Discussion on: I'm an Expert in Memory Management & Segfaults, Ask Me Anything!

View post

Hi Jason, I'm encountering a strange seg fault when trying to write default values to an mmap'd region on my disk, but when I try to write to the file manually in gdb, it comes back normal. Here is what I'm talking about

Found 18,542,192 final board states. Explored 17,714,416,428 boards @ 3,628,469 b/s. Runtime: 0:01:20:43 CPU Time: 0:19:49:07 
Thread 32 "main" received signal SIGSEGV, Segmentation fault.
[Switching to Thread 0x7ffe4a7fc700 (LWP 554025)]
0x0000555555561c20 in heirarchy_insert (h=0x55555556b070, key=3148149460081748650666) at mem_man/heir.c:107
107             for(size_t b = 2; b < num_jumps; b++) ((uint64_t*)(phase[bits]))[b] = 0;
(gdb) p phase
$1 = (void **) 0x7ffa1389f6a0
(gdb) p bits
$2 = 341
(gdb) p phase[bits]
$3 = (void *) 0x7ffff77a7f80
(gdb) p num_jumps
$4 = 48
(gdb) p b
$5 = 16
(gdb) p ((uint64_t*)(phase[bits]))
$6 = (uint64_t *) 0x7ffff77a7f80
(gdb) p ((uint64_t*)(phase[bits]))[b]
$7 = 282584257676671
(gdb) p ((uint64_t*)(phase[bits]))[b] = 0
$8 = 0
(gdb) p ((uint64_t*)(phase[bits]))[b]
$9 = 0
(gdb) p ((uint64_t*)(phase[bits]))[b + 1]
$10 = 0
(gdb) p ((uint64_t*)(phase[bits]))[b + 2]
$11 = 4299030531
(gdb) p ((uint64_t*)(phase[bits]))[47]
$12 = 52640

So when I do it myself, there's no segfault. I've tried to run valgrind, but it's so slow, can you take a look at it? The code is uploaded to github at github.com/iggy12345/reversi_walke...

I've been working at this one for days now and I'll take any help I can get.

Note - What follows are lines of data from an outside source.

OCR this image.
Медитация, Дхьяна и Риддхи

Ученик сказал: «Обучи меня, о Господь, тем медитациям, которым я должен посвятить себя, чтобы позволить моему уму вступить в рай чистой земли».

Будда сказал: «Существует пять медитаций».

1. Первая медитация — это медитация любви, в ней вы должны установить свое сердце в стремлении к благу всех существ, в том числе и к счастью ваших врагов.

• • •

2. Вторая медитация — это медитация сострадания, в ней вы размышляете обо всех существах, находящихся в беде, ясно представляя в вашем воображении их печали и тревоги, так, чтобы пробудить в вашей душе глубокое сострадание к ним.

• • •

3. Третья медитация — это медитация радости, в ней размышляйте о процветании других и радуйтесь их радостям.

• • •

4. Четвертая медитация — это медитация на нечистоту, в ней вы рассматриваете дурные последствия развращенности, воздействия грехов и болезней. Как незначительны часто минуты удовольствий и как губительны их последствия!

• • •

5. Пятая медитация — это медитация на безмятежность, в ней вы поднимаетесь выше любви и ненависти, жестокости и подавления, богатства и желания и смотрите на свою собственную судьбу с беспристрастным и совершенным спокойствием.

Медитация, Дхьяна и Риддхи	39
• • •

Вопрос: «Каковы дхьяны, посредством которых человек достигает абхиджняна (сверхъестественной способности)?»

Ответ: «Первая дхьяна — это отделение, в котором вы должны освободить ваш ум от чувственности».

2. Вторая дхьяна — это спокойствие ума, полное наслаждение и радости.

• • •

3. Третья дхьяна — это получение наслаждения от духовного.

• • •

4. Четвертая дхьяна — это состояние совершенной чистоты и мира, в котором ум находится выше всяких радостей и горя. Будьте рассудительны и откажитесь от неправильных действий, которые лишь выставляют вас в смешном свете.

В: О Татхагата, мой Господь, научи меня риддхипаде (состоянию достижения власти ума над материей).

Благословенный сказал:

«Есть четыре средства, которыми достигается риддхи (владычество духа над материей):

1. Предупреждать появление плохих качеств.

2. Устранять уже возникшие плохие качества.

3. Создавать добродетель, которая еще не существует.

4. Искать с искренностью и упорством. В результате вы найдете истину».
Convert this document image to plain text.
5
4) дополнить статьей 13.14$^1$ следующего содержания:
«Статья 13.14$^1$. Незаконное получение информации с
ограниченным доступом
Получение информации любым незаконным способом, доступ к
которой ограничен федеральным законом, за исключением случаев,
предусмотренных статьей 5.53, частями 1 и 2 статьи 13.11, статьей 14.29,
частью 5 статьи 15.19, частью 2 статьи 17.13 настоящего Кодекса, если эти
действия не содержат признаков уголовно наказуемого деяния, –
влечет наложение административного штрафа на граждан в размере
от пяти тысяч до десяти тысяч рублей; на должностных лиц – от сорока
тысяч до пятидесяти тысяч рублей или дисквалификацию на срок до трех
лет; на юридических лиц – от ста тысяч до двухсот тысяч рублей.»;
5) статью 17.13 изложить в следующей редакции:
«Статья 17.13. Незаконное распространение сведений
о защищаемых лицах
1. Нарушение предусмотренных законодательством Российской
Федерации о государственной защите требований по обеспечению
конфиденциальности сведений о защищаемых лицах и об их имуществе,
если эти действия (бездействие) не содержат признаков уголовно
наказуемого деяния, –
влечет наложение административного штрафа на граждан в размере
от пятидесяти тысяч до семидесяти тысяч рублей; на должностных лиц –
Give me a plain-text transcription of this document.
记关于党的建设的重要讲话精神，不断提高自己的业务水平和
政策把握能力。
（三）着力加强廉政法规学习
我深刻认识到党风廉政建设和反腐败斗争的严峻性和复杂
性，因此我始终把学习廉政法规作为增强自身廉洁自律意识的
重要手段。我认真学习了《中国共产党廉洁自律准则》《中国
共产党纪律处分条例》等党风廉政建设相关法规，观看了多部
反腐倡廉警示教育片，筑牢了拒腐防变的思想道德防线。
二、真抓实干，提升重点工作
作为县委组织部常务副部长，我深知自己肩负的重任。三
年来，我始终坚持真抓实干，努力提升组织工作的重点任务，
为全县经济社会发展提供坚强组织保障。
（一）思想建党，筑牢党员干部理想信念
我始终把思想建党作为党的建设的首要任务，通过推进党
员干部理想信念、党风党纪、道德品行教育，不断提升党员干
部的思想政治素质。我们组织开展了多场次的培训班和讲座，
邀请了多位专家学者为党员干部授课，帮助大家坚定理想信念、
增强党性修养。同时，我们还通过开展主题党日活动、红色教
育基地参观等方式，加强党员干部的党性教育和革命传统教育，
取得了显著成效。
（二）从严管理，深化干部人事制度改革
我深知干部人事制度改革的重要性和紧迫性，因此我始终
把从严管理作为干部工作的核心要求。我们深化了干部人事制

Jason C. McDonald • Jan 24 '21

I would run it through valgrind. That should take you right to the line of code that the segfault is being thrown at. (You're welcome to share that output here.)gdb rarely provides much useful information for undefined behavior.

Aaron Jencks • Jan 25 '21

I'll try and see if I can get it to finish, the segfault seems to happen at 18mil final board states, and at 3mil/sec it takes about an hour and a half to get there, but with valgrind... I'm an hour past 1 day and I'm still only at 3mil boards

Jason C. McDonald • Jan 26 '21 • Edited

Although it's an early (and wild) guess, if the segfault occurs with a large set of data, but not a small set, I would suspect a buffer overrun may be the cause of your problems. Are you...

(1) Putting too much on the stack (versus dynamically allocating the space you need), or
(2) Exceeding the space you allocated?